02:29
I think Dr. Space's claim that there are a dozen schools where you can do homotopy theory might be true for the United States, but I think it's fair to say that there are a lot of other places in Europe with a plugged-in community (and without a lot of the pomp and circumstance of some of the US schools he might have in mind)
Also, I dunno, Aaron, is the homotopy theory community any worse than the algebraic geometry community?
I've found homotopy theory people much much more patient and willing to explain points than algebraic geometers 'Have you done all of the exercises in Hartshorne/Vakil's notes??'
15 hours later…
17:48
@HarryGindi i'm not sure what you're trying to say here. if you're trying to make a factual claim that contradicts somebody else's lived experience, then i think you're missing the point.
5
also, i would strongly disagree with your implicit assertion that we should simply aim to be not the worst subfield of mathematics. (i would guess that you probably know this already, which is why you're being self-consciously facetious about it.)

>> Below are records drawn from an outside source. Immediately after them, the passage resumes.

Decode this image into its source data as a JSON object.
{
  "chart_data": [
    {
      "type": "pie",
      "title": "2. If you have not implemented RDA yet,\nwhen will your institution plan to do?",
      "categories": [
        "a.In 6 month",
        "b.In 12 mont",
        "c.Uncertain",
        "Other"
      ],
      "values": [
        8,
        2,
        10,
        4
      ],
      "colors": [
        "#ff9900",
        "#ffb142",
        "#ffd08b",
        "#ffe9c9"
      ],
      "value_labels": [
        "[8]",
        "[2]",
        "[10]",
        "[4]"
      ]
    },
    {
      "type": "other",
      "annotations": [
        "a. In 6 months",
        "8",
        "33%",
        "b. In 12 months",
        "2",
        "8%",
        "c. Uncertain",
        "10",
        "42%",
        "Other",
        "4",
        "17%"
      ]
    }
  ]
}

i'm glad you've had good experiences talking with homotopy theorists, and i'm sorry that you've had bad experiences talking with algebraic geometers. but that certainly does not imply that everyone has had good experiences talking with homotopy theorists. and i think it's an extremely important exercise to reflect on negative feedback, rather than becoming defensive and reflexively shifting blame elsewhere.
7
4 hours later…
22:17
@blank_space hey thank you for sharing this. I also think I am "homotopy-adjacent" in the sense that the techniques I know and the questions I am interested in are not really part of the "mainstream" (whatever that means). I'd be happy to learn more homotopy theory with you (at ANY level) if you wish. Feel free to email me if you want to talk math. You can feel comfortable asking any kind of questions with me (I am sure many people in this chat feel similarly). :)
22:31
Hi, Does anyone know a reference for an explicit proof of the following fact: If X is a simplicial set with a single vertex then |G(X)|, the geometric realization of the Kan loop group of X, is naturally weakly equivalent - as a topological monoid - to the space of Moore based loops in |X|, the geometric realization of X. I have an outline for a proof constructing an explicit zig-zag and some of the combinatorics seem to be surprisingly tricky- I did not find this in the literature.